Bandoola the Elephant

Any recounting of this book's “Key Figures” would be remiss to exclude the great tusker who is central to Williams’s life story. As the author explains, Williams “would eventually know a thousand elephants by name during his years with the Bombay Burmah Trading Company. Of all of them, Bandoola is dearest to him owing to his intelligence, virtue, and strength” (4). Indeed, the two are intertwined in actual and spiritual ways, saving each other’s lives at various points on their remarkable journey. For his part, Bandoola must have been magnificent: the author devotes nearly two full pages to a lavish description of all his extraordinary features. He is, even at a young age, “taller than many of his elders,” with “perfect” feet and a back that is “the most suitable for logging” (23). Not only that, “he was beautiful,” his tusks being compared “to the arms of a Burmese dancing girl” (23). Bandoola “certainly possessed a physical refinement that elephant connoisseurs admired” (24). And Williams is nothing if not a lifelong connoisseur of elephants.

Bandoola is also unique among logging elephants, trained from a calf rather than captured in the wild. He is more domesticated and ferocious than his jungle cousins: he kills human handlers more than once, and he is victorious in battle with even the largest bulls in the wild. He is marked by his lack of markings, bearing no scars like the wild elephants brutalized in their capture and taming: “The tusker was the only unmarked working elephant Williams had come across” (74). From saving Williams’s life to crossing the elephant staircase as the leader, his heroic exploits are unmatched. When Bandoola comes to serve in Williams’s Elephant Company, Williams feels that “[j]ust having Bandoola on their side portended victory” (230). The man and the elephant are forever bound together in their legendary status.

Susan Williams (neé Rowland)

Susan Rowland comes from a well-to-do and well-connected English family, setting out for Burma to care for her explorer cousin, “Uncle Pop,” as she calls him. Upon seeing her for the first time, Williams is delighted by her beauty and discombobulated by her confident presence. It does not take long for their feelings to blossom into romance. Susan enjoys the jungle life and has an adventurous spirit herself. Her love for Williams grows as she witnesses “the devotion he had for his animals. The blend of reverence and intimacy seemed the very definition of true love. What love should be, anyway” (156).

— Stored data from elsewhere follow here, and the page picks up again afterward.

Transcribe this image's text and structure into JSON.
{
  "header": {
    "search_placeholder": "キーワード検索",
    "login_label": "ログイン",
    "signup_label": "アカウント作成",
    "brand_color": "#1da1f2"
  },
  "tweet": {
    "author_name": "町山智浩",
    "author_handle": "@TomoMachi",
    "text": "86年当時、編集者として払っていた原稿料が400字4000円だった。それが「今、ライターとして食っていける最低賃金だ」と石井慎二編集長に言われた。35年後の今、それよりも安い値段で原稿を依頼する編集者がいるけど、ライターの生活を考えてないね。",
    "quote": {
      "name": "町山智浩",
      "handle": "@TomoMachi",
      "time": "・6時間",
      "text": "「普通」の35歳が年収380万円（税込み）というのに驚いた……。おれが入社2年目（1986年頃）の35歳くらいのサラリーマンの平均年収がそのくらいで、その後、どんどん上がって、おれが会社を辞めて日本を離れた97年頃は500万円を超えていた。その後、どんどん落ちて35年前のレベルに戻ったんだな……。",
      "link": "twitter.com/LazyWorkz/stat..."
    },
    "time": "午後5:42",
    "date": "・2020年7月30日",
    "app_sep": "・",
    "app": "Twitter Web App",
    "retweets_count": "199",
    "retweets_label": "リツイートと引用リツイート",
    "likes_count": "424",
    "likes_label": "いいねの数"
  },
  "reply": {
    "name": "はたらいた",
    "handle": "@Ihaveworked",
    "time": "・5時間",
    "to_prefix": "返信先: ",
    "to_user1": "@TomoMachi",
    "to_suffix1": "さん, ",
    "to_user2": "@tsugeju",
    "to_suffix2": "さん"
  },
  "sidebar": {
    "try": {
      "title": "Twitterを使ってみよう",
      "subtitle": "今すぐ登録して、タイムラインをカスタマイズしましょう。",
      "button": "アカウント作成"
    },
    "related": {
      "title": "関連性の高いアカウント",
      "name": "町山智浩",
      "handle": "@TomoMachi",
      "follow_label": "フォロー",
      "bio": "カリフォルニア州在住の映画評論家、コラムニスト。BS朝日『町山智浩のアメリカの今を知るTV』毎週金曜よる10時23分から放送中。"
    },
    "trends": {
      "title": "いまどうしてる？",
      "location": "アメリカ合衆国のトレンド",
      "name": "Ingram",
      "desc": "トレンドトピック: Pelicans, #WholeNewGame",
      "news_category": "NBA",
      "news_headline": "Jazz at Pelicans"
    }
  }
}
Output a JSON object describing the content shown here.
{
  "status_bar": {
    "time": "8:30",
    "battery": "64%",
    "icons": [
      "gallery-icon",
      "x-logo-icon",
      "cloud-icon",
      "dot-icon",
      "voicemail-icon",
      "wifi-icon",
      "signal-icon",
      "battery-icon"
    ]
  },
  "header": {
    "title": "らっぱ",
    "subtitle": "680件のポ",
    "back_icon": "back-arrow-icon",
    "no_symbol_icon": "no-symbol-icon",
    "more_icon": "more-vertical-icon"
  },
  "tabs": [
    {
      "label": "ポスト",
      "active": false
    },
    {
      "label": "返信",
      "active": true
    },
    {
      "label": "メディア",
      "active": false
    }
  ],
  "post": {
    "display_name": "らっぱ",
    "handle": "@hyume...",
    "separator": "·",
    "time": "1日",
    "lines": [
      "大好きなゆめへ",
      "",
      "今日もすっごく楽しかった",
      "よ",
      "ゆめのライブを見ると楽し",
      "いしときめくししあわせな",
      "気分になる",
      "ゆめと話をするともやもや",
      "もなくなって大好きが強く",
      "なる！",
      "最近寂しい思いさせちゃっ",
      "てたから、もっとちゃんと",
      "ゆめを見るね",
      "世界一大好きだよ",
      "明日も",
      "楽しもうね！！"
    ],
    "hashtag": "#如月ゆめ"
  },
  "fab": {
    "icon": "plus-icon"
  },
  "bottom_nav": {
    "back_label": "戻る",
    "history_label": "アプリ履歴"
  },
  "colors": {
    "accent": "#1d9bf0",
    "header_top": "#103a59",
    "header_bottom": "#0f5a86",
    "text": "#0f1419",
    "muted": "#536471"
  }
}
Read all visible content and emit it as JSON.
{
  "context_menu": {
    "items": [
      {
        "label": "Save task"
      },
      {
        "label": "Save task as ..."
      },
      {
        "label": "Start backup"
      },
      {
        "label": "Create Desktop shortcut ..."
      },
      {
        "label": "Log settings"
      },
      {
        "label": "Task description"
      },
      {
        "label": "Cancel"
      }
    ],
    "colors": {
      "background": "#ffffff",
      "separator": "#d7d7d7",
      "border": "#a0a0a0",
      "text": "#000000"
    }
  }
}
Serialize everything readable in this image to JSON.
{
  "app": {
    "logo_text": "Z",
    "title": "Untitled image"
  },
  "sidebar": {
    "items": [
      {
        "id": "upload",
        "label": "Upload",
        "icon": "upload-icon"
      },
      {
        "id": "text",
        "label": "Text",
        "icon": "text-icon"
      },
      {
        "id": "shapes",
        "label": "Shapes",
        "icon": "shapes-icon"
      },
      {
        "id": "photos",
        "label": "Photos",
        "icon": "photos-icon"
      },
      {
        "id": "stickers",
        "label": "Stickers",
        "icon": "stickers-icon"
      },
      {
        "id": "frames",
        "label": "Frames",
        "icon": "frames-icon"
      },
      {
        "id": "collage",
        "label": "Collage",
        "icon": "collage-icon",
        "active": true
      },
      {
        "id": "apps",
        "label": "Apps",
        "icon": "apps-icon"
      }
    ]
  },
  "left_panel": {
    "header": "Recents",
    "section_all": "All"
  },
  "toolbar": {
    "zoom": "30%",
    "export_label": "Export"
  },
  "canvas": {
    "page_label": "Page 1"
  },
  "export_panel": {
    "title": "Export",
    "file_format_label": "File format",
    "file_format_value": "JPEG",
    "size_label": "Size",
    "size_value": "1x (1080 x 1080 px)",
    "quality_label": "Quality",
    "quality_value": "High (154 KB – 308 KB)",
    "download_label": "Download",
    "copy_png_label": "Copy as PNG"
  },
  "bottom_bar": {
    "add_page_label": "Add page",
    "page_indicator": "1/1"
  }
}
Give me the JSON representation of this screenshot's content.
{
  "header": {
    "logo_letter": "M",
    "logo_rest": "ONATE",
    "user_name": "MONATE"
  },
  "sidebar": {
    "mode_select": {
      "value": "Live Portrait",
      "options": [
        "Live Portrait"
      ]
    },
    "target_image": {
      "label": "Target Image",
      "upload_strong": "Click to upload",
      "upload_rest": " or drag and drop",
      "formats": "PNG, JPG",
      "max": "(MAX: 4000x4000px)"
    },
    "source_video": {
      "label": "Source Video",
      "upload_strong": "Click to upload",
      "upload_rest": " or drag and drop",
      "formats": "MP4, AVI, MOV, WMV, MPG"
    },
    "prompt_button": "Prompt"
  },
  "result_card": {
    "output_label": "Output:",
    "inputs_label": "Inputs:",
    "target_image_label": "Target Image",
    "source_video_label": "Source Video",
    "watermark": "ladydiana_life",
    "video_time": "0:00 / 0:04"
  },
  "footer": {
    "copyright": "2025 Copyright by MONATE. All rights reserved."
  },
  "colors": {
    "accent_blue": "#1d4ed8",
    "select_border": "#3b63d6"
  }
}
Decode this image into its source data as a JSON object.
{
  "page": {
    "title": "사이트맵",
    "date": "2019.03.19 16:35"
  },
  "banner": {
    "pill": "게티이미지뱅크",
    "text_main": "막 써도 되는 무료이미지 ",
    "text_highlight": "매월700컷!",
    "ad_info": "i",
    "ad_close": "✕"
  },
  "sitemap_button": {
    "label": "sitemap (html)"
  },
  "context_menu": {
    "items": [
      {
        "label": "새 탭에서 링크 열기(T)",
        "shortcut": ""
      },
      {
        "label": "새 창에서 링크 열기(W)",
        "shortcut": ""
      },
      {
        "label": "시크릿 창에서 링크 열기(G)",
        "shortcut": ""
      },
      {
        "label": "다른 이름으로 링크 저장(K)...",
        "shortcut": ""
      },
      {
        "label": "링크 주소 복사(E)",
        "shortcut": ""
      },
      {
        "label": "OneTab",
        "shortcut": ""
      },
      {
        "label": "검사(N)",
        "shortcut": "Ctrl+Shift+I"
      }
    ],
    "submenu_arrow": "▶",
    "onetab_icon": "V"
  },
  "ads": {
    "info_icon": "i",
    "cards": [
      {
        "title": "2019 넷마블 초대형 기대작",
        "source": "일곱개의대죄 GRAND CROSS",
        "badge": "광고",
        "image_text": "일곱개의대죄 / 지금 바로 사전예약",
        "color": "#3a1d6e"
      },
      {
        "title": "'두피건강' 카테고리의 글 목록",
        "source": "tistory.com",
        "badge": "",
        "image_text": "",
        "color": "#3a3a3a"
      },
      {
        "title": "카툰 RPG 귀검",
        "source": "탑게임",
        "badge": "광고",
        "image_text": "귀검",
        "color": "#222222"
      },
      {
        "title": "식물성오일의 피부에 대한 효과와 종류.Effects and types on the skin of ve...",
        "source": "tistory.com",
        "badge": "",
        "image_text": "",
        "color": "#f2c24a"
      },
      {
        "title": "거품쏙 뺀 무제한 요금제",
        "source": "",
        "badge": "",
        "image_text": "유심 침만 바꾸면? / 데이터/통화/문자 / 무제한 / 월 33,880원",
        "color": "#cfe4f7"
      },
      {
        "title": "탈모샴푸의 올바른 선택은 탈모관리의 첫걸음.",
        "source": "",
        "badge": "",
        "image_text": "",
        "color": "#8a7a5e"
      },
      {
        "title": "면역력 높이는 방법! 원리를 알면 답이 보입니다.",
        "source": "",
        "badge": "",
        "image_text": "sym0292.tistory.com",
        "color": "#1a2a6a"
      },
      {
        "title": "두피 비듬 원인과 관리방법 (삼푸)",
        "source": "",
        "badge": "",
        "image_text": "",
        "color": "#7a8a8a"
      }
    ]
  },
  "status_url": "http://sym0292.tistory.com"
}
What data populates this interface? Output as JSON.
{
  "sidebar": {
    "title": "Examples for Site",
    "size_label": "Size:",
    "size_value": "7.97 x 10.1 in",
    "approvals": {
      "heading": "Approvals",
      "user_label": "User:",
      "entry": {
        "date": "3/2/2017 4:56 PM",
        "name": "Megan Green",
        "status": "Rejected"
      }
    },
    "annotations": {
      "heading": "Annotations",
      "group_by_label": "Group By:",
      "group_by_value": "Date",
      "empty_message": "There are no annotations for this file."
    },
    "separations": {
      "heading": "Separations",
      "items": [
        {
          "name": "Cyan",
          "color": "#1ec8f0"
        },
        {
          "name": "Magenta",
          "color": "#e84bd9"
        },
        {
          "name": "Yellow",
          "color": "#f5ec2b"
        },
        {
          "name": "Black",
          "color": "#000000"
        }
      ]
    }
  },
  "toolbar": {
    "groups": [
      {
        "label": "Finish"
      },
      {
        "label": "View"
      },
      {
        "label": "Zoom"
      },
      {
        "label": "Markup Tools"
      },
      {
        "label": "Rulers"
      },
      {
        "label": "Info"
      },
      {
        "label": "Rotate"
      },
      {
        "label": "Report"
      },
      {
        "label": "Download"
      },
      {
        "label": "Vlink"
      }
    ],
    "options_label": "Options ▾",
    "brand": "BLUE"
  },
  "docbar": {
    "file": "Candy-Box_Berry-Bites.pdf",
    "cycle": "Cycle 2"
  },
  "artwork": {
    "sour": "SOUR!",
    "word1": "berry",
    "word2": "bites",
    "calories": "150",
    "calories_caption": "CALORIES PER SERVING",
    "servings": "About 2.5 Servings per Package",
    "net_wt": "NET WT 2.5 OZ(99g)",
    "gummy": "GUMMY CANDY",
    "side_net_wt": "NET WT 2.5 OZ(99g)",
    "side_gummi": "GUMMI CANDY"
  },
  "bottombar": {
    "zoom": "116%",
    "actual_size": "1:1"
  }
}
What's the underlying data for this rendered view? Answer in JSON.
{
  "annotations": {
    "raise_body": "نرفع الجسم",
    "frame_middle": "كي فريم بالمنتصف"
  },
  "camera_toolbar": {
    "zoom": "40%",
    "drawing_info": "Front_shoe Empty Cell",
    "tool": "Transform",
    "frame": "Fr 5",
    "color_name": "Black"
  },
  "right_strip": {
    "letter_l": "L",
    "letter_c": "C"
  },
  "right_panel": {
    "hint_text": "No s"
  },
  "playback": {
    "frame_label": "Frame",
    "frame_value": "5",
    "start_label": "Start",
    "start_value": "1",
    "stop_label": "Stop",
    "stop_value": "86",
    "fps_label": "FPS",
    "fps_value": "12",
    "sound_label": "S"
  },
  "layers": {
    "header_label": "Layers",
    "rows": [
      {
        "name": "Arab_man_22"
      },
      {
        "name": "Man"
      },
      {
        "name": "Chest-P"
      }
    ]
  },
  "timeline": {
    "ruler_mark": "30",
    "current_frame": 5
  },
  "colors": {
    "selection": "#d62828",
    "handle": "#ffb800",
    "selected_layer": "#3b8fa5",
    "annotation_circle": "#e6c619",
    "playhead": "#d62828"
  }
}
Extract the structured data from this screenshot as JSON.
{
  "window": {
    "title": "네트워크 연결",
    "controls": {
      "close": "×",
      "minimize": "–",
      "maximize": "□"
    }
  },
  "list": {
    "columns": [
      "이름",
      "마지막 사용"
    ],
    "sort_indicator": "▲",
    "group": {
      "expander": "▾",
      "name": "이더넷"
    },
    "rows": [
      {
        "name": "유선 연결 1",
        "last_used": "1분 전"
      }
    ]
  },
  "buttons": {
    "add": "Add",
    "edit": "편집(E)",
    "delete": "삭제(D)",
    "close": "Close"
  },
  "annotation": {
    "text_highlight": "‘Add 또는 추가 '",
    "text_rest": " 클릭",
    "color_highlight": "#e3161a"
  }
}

Eventually, Susan and Williams express this kind of love for each other. The backdrop of their courtship and honeymoon is “as romantic as any, with the exotic, insistent calls of nocturnal birds, and in the clearing [...] the stars were nearly blinding against the dark sky” (158).

Susan writes a memoir of her life in the Burmese jungle and beyond with her husband, The Footprints of Elephant Bill. Notably, she always called him “Jim,” as did his closest friends and family, rather than “Billy,” which is how colleagues and the outside world referred to him. They are truly kindred spirits. She bears three children with Williams, two of whom survive into adulthood, Treve and Lamorna. Treve becomes a renowned veterinarian in his own right, receiving the Order of Australia for meritorious service to the country—an honor akin to his father’s receipt of the OBE, or Order of the British Empire.